One of the big challenges for anyone persuaded by these arguments is to figure out how to lay hands on the kind of information needed to “objectify” a literary field. Or even if you don’t do the full Bourdieu, a sociology of literature has to concern itself with actual people in actual societies. Biography is an important starting point for getting a handle on those. For British literature, we benefit from the extraordinary Dictionary of National Biography (first edition edited by Virginia Woolf’s father, Leslie Stephen). For work on any writer with a DNB entry, it is always worth consulting. Naturally one has to read it critically, bearing in mind the limitations of biography as a frame for interpretation. The DNB does not forswear literary judgment when it treats literary writers, and many of those judgments reflect very particular (often highbrow, sometimes shockingly retrograde) assumptions. The entry on Arnold Bennett is concise and quite informative, however, read alongside The Truth about an Author.
One of Bennett’s very first literary publications, mentioned in Truth, is instructive to contemplate in its original publication context: this is the story “A Letter Home,” Yellow Book 6 (July 1895): 93–102. The Yellow Book, published by the avant-garde firm of John Lane, is a byword for aestheticism and decadence. This periodical has been digitized and elaborately edited as part of the Yellow Nineties 2.0 project; cf. the editors’ introduction to vol. 6. Bennett’s identification with this position in the field was, as your other readings reveal to you, short-lived.
At the level of sociological method, then, our readings in and around Bennett pose the question of trajectory through the field. How do authors move from one possible position to another? What enables or disables mobility, and what effects does mobility have, on career, on reception?
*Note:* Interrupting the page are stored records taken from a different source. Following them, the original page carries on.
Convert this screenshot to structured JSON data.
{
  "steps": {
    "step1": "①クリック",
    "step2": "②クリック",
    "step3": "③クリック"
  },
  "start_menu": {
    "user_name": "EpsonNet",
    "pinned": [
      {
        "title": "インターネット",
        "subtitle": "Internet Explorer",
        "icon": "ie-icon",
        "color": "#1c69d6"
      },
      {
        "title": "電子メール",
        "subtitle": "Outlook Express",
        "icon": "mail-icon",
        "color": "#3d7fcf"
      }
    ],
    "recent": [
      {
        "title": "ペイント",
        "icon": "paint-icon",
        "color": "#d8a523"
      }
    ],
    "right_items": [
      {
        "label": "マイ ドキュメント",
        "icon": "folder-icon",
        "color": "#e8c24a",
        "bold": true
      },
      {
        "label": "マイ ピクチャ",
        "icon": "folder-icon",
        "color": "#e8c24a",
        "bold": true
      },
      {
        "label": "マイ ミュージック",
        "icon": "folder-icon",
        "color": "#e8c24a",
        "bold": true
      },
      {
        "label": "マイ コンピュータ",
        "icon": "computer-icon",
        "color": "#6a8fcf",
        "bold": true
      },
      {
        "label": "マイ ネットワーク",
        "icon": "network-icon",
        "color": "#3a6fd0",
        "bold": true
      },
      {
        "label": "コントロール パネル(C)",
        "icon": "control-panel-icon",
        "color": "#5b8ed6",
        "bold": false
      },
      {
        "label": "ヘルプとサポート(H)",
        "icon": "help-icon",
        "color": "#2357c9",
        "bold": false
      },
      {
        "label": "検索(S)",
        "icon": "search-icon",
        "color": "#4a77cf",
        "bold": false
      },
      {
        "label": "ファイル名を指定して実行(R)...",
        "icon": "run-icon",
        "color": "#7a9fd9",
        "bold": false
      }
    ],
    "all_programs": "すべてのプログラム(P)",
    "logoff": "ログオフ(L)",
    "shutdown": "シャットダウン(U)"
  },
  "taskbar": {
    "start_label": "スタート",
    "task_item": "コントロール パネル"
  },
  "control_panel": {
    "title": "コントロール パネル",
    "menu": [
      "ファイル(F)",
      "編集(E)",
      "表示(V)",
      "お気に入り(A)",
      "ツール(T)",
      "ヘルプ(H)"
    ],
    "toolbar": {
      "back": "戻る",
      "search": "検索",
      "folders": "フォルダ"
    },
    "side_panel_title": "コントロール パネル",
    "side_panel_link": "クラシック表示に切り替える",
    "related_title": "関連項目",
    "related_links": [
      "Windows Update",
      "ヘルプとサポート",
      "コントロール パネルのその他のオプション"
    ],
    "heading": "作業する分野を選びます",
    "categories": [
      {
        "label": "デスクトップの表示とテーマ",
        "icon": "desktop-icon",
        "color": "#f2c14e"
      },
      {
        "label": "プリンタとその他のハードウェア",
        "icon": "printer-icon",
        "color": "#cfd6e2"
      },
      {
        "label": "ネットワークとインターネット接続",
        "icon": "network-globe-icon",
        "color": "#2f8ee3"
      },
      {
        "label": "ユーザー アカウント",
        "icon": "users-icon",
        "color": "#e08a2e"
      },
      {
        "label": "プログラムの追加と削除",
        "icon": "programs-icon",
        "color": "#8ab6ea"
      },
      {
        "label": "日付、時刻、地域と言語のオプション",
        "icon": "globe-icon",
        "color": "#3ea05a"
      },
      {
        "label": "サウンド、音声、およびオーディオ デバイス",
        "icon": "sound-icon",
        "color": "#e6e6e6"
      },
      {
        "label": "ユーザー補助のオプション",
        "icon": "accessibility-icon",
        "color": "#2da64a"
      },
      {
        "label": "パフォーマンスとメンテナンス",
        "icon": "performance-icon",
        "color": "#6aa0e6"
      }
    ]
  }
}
But Bennett’s mobility also has another significance. In some ways, his versatility makes him comparable to Bourdieu’s Flaubert; McDonald makes Bennett an exemplary “player” in the field. But whereas Flaubert is one of the great novelists, and thus entirely plausible as a “founder” of a new social configuration of literature, Bennett rapidly became a minor figure. He is no “nomothete,” and very few later scholars have seen him as a hero. What kind of analysis of the “author’s point of view” is possible with a non-heroic model? As you’ll see, such a model is entirely appropriate to Bennett’s own extremely antiheroic sensibility.